Ce livre est né de mes interrogations personnelles et de mes découvertes dans le domaine des émotions. J'ai expérimenté plusieurs approches pour mieux me comprendre et mieux vivre mes émotions. Je me suis intéressée à la psychanalyse, aux neurosciences, à la communication non-violente, à la gestion mentale (qui est l'étude des gestes mentaux que l'on effectue pour apprendre et mémoriser), aux thérapies cognitivo-comportementales et au coaching. Je trouve que ces différentes approches ne sont pas opposées, et pour moi, elles se complètent. Le livre est né de la vision que j'avais envie de partager, de l'idée que l'on peut être actrice et acteur de sa vie émotionnelle. J'avais aussi envie de mettre en scène ces explorations en bande dessinée. C'est très amusant de dessiner un espace matériel, où le personnage principal peut se déplacer, découvrir un paysage, entreposer des objets… Alors qu'il s'agit en fait d'un espace abstrait et conceptuel, son univers mental. Émotive se trouve ainsi en filiation avec L'Œil lumineux et autres histoires, un livre où les héroïnes parcouraient déjà des espaces conceptuels, ceux du rêve, de la création, des souvenirs, du lien amoureux…

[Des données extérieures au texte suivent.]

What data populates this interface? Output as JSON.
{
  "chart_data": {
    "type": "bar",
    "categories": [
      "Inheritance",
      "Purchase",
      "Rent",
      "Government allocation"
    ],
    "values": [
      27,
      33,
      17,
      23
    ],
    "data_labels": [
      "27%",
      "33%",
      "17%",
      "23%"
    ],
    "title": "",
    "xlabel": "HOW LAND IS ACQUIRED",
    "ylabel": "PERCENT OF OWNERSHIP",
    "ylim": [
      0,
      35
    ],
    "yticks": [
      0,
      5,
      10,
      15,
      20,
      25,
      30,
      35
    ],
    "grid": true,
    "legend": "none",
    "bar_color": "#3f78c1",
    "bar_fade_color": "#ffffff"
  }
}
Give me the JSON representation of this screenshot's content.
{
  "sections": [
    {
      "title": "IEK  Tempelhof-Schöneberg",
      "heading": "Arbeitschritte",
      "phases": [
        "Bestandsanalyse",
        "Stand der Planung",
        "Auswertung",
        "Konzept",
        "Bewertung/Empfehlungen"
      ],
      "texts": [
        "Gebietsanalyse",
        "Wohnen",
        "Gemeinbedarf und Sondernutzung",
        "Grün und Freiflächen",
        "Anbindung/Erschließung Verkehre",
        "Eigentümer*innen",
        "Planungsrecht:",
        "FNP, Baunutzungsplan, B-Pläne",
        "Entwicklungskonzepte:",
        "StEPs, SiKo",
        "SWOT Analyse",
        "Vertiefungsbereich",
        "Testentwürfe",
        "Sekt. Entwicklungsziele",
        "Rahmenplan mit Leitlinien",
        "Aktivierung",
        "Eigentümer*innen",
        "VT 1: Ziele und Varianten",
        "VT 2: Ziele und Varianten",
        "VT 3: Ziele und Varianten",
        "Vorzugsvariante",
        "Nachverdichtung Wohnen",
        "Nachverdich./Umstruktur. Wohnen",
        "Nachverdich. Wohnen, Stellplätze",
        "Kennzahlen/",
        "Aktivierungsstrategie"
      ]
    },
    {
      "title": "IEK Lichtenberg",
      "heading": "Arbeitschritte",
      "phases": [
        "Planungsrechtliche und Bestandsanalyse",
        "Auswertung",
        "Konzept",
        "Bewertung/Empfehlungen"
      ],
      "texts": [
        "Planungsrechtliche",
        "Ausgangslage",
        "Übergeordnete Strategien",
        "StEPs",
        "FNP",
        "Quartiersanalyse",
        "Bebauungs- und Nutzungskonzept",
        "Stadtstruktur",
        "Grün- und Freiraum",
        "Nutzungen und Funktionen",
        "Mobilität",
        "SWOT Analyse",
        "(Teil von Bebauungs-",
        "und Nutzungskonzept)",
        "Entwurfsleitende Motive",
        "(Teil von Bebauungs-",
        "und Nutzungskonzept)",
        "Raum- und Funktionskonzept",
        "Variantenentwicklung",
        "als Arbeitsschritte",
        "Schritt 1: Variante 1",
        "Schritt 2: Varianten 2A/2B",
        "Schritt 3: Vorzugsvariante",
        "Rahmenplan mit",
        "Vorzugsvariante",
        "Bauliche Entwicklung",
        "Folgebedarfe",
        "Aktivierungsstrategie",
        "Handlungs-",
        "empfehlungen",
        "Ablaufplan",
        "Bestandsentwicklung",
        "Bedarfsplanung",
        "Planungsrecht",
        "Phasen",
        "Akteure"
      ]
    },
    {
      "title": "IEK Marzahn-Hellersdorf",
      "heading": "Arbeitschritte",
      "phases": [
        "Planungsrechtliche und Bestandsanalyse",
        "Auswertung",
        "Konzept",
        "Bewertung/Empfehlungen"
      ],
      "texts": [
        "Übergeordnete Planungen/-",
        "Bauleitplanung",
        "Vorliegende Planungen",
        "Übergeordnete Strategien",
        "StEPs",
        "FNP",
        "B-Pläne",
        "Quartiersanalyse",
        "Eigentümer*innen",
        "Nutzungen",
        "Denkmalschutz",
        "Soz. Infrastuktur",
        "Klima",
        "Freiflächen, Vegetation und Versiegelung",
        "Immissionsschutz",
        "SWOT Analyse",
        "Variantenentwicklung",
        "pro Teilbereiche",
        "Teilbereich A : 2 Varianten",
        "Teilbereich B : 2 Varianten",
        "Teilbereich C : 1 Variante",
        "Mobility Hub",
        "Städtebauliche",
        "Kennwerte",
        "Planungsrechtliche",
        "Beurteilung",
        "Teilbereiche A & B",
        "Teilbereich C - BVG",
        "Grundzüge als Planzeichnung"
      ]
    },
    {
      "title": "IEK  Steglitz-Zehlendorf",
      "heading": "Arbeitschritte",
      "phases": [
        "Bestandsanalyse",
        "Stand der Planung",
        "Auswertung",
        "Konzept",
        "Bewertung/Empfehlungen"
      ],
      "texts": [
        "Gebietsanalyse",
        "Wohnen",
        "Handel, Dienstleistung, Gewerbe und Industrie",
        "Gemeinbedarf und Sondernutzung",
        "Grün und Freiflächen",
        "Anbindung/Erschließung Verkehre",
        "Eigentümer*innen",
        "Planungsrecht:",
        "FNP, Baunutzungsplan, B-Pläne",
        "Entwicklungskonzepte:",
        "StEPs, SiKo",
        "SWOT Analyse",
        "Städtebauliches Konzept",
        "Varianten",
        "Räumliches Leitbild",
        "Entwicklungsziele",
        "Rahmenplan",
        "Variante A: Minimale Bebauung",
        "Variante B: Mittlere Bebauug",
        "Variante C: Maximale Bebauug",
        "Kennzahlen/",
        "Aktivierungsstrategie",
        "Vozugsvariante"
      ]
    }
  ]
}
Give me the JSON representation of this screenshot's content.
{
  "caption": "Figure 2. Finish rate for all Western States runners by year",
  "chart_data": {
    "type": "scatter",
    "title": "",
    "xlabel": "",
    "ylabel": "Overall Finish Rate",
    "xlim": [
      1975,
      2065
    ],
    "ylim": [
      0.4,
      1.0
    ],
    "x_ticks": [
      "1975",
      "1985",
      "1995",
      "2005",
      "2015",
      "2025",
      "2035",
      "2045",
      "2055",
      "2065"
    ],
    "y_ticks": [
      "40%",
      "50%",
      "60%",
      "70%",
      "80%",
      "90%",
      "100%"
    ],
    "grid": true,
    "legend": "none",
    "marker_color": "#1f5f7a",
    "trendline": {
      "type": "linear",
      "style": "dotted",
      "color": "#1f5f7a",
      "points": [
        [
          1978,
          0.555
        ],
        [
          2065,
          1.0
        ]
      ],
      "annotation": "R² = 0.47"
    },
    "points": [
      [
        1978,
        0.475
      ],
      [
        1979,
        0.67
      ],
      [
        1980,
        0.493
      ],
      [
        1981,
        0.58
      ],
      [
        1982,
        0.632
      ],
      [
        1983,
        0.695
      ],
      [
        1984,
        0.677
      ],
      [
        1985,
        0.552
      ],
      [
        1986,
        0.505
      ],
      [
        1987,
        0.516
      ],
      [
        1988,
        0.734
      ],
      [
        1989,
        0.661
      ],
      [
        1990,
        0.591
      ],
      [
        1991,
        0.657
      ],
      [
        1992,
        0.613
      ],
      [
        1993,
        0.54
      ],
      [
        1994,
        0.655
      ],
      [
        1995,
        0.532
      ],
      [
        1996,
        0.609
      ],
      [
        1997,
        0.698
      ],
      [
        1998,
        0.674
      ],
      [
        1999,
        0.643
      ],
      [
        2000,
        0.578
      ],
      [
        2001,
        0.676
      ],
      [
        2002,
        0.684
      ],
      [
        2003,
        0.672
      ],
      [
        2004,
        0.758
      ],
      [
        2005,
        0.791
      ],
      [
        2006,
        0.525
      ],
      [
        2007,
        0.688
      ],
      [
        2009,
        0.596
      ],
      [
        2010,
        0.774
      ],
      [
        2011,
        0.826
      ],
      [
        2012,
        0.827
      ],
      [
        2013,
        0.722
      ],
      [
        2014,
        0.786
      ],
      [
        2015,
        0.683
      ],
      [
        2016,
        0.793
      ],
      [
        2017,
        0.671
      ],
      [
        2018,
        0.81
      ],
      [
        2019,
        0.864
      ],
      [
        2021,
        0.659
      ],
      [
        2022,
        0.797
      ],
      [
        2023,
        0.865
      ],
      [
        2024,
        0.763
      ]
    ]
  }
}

Émotive se place entre la fiction et le livre de développement personnel. Vous utilisez le principe de l'histoire dans l'histoire pour vulgariser la thérapie cognitive et la thérapie émotionnelle. Pour quel public avez-vous créé cette histoire ?
J'avais envie de partager mes expériences et découvertes avec le plus grand nombre. Le personnage principal d'Émotive, Alice, est une femme d'aujourd'hui et a un quotidien dans lequel beaucoup peuvent se retrouver : elle a une vie de couple, une fille, un travail. Et pourtant, elle vit des moments de détresse ou d'émotions intenses. Je voulais parler de cette banalité du quotidien, qui n'est pas si anodine. On peut avoir “tout” réussi, cocher les cases attendues d'une vie humaine, et se sentir encore débordé, abattu, confus. J'avais envie d'interroger et d'explorer ce paradoxe.

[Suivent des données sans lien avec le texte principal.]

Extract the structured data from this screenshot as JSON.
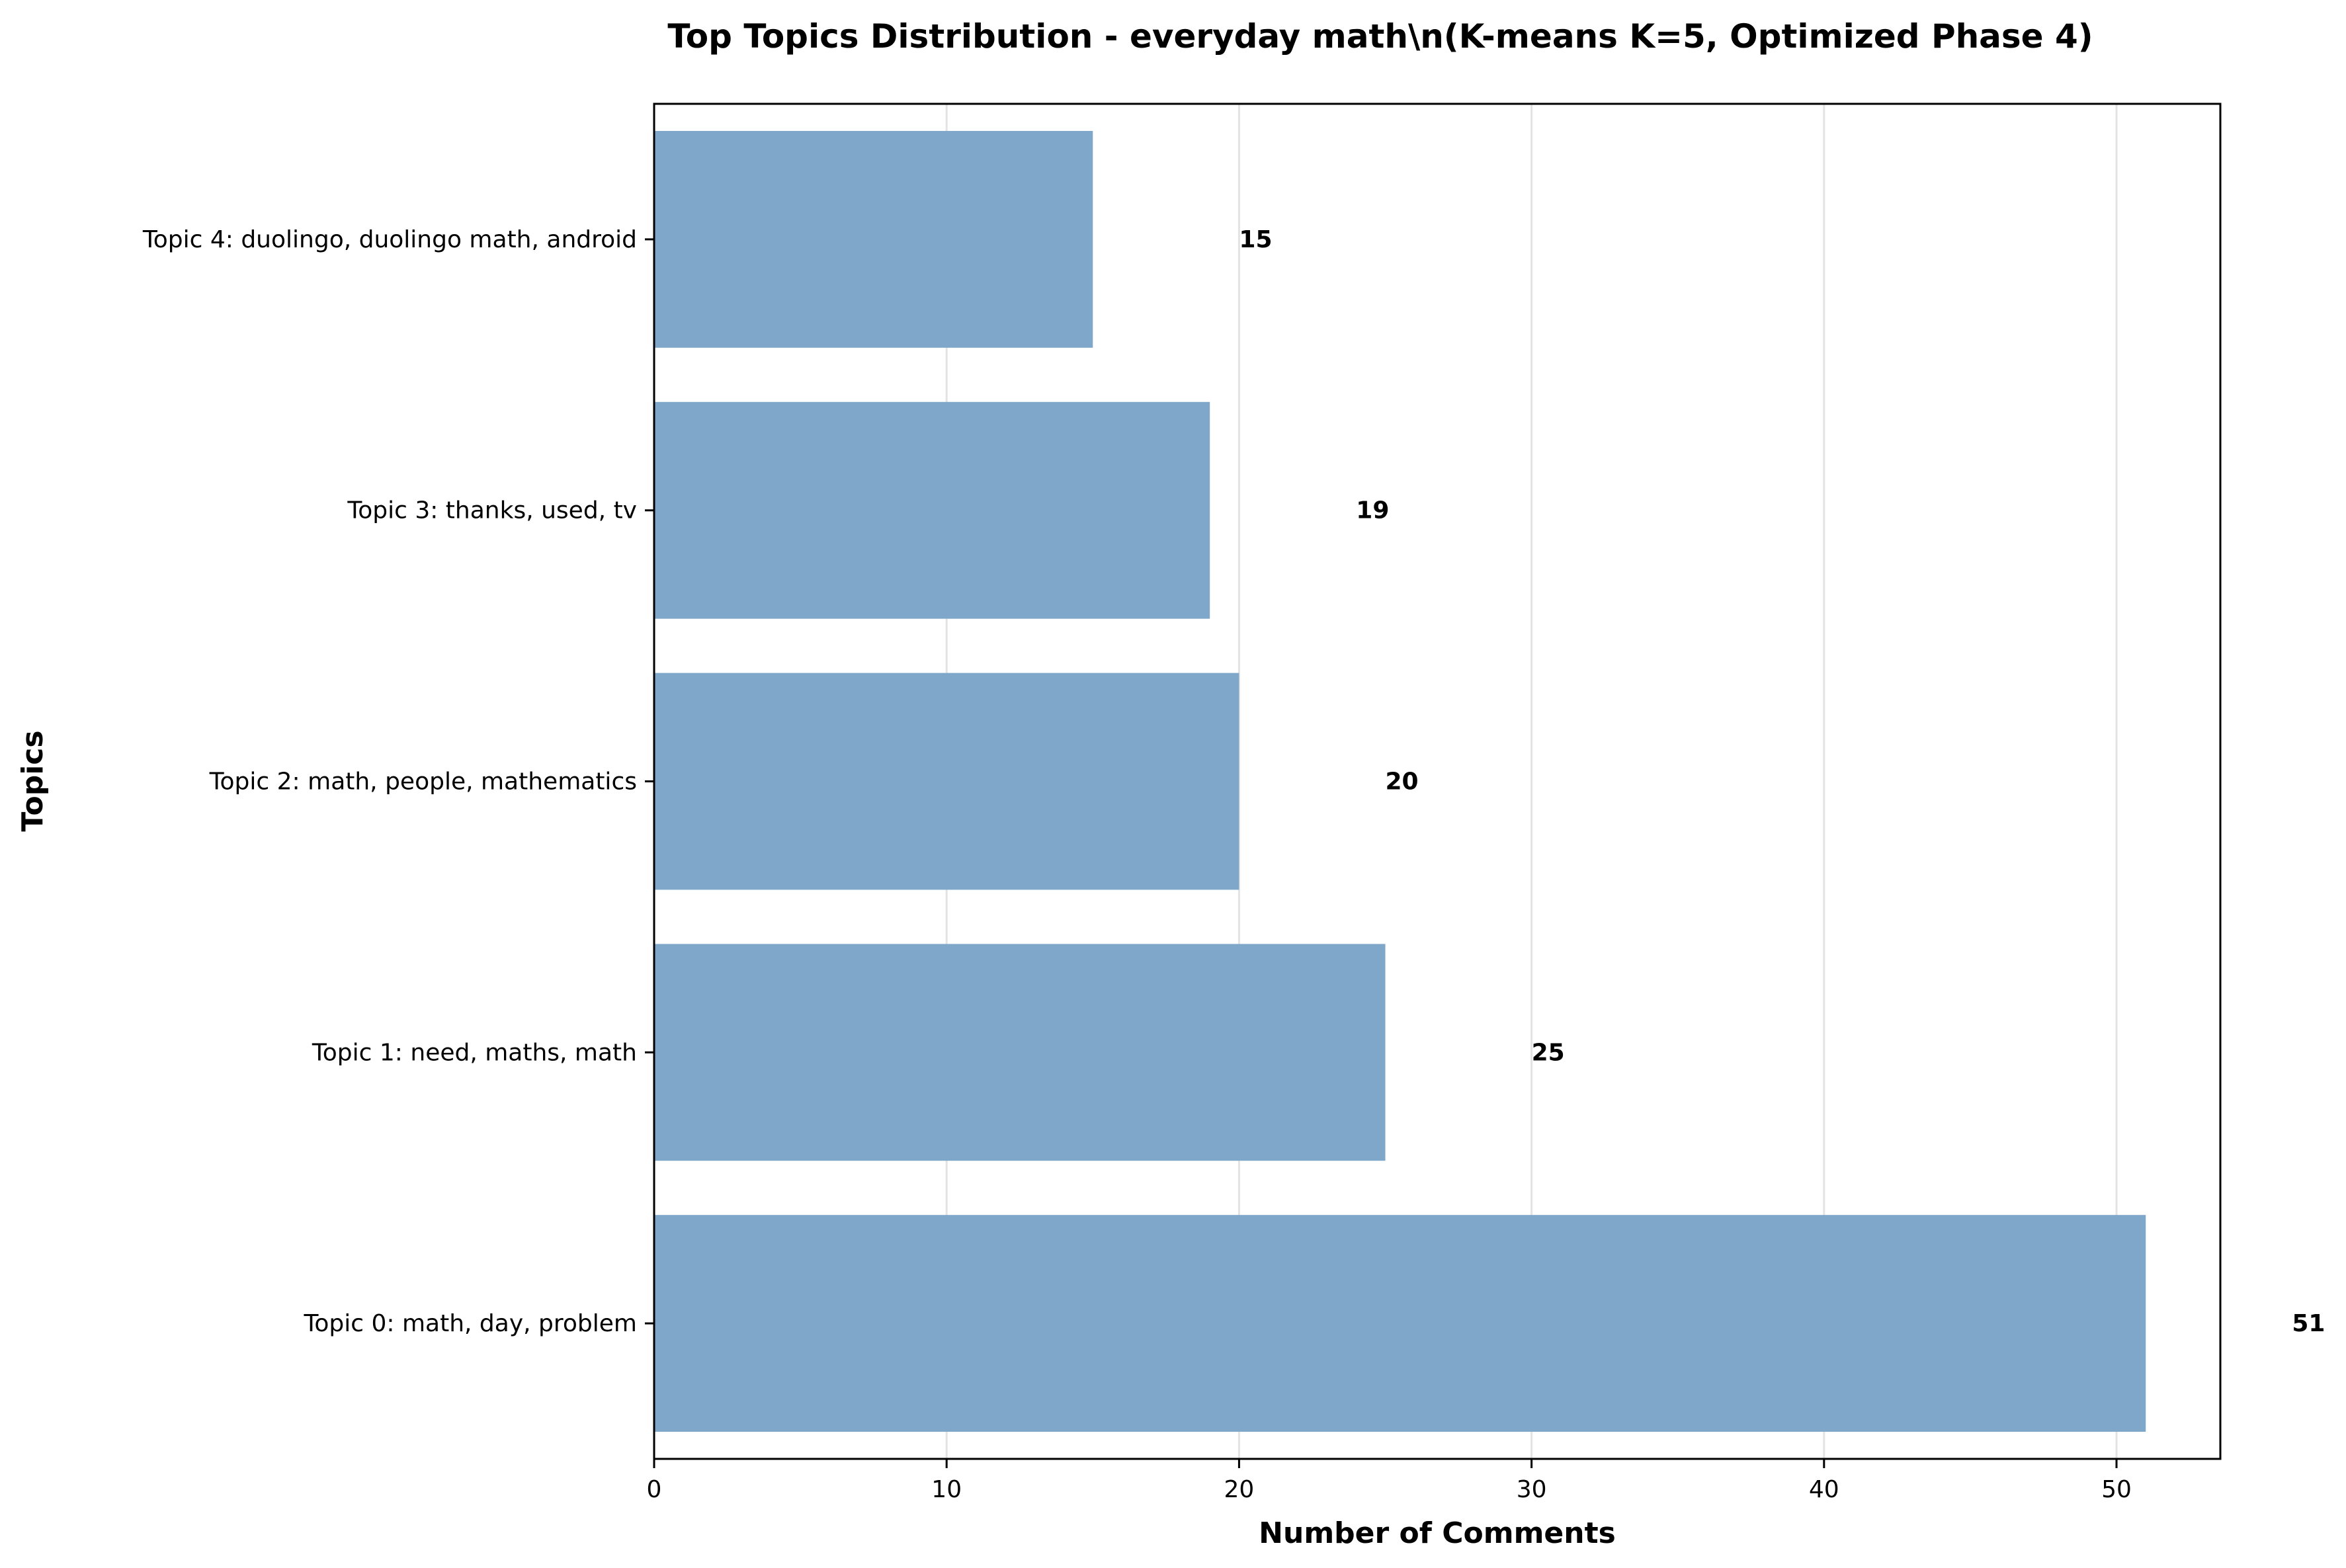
{
  "chart_data": {
    "type": "bar",
    "orientation": "horizontal",
    "title": "Top Topics Distribution - everyday math\\n(K-means K=5, Optimized Phase 4)",
    "xlabel": "Number of Comments",
    "ylabel": "Topics",
    "categories": [
      "Topic 0: math, day, problem",
      "Topic 1: need, maths, math",
      "Topic 2: math, people, mathematics",
      "Topic 3: thanks, used, tv",
      "Topic 4: duolingo, duolingo math, android"
    ],
    "values": [
      51,
      25,
      20,
      19,
      15
    ],
    "data_labels": [
      "51",
      "25",
      "20",
      "19",
      "15"
    ],
    "xlim": [
      0,
      53.55
    ],
    "xticks": [
      0,
      10,
      20,
      30,
      40,
      50
    ],
    "xtick_labels": [
      "0",
      "10",
      "20",
      "30",
      "40",
      "50"
    ],
    "grid": "x-axis vertical gridlines",
    "legend": "none",
    "colors": {
      "bar": "#7ea7ca",
      "grid": "#e3e3e3",
      "axis": "#000000"
    }
  }
}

Vous êtes autrice illustratrice et non thérapeute, comment ce livre a-t-il été accueilli par les thérapeutes, qui souvent voient d'un œil critique tout ce qui n'est pas écrit par leurs pairs, surtout quand il s'agit de vulgarisation ?
J'ai seulement eu des retours spontanés positifs de thérapeutes, mais je pense que là n'est pas la question. Je ne me positionne pas du tout en tant que coach ou thérapeute, je décris mon expérience personnelle. Je suis une aventurière de mes émotions et mon domaine d'expertise est la bande dessinée.
Plus l'ouvrage est gros, plus les auteurs tendent à shunter certaines étapes. Avez-vous réalisé un scénario, puis un storyboard des 220 planches, ou êtes-vous allé directement sur le dessin après le scénario ?
J'ai réalisé un scénario, un storyboard et le dessin des planches. Mais je ne pense pas que les autrices et auteurs qui dessinent directement après avoir écrit un scénario éliminent une étape indispensable du processus. Il y a mille manières de travailler.
Comment travaillez-vous le dessin et la couleur, on a l'impression de voir des dessins aux crayons de couleurs ?
Oui, je travaille d'abord à la tablette graphique pour les brouillons, puis je réalise les dessins définitifs aux crayons de couleur sur du papier A4.
Avez-vous utilisé une gamme chromatique reliée aux émotions dans ce livre, en fonction des passages et de l'intention que vous y mettiez ?
J'ai cherché plutôt à explorer des formes qui pourraient traduire les émotions, ou bien des paysages émotionnels. Il y a de multiples métaphores dans le livre pour traduire les idées développées.
Combien de temps vous a demandé la réalisation d'Émotive, entre la lecture des ressources et la réalisation des 220 planches ?
Environ deux ans, je dirais, et je travaille aussi à la réalisation de commandes d'illustrations.
Avez-vous une anecdote relative à ce livre ?
Je n'ai pas particulièrement dessiné Alice pour qu'elle me ressemble, mais elle m'est devenue de plus en plus proche au fur et à mesure du projet. J'ai dû me rendre à l'évidence : nous avons beaucoup de points communs.
Sur quoi travaillez-vous actuellement et quels sont vos projets ?
J'ai commencé un livre de dessins en couleurs, dans la suite de La Montagne de sucre, qui paraîtra chez Misma. Je travaille également sur une histoire en bandes dessinées qui aura pour univers le Paris de l'occupation.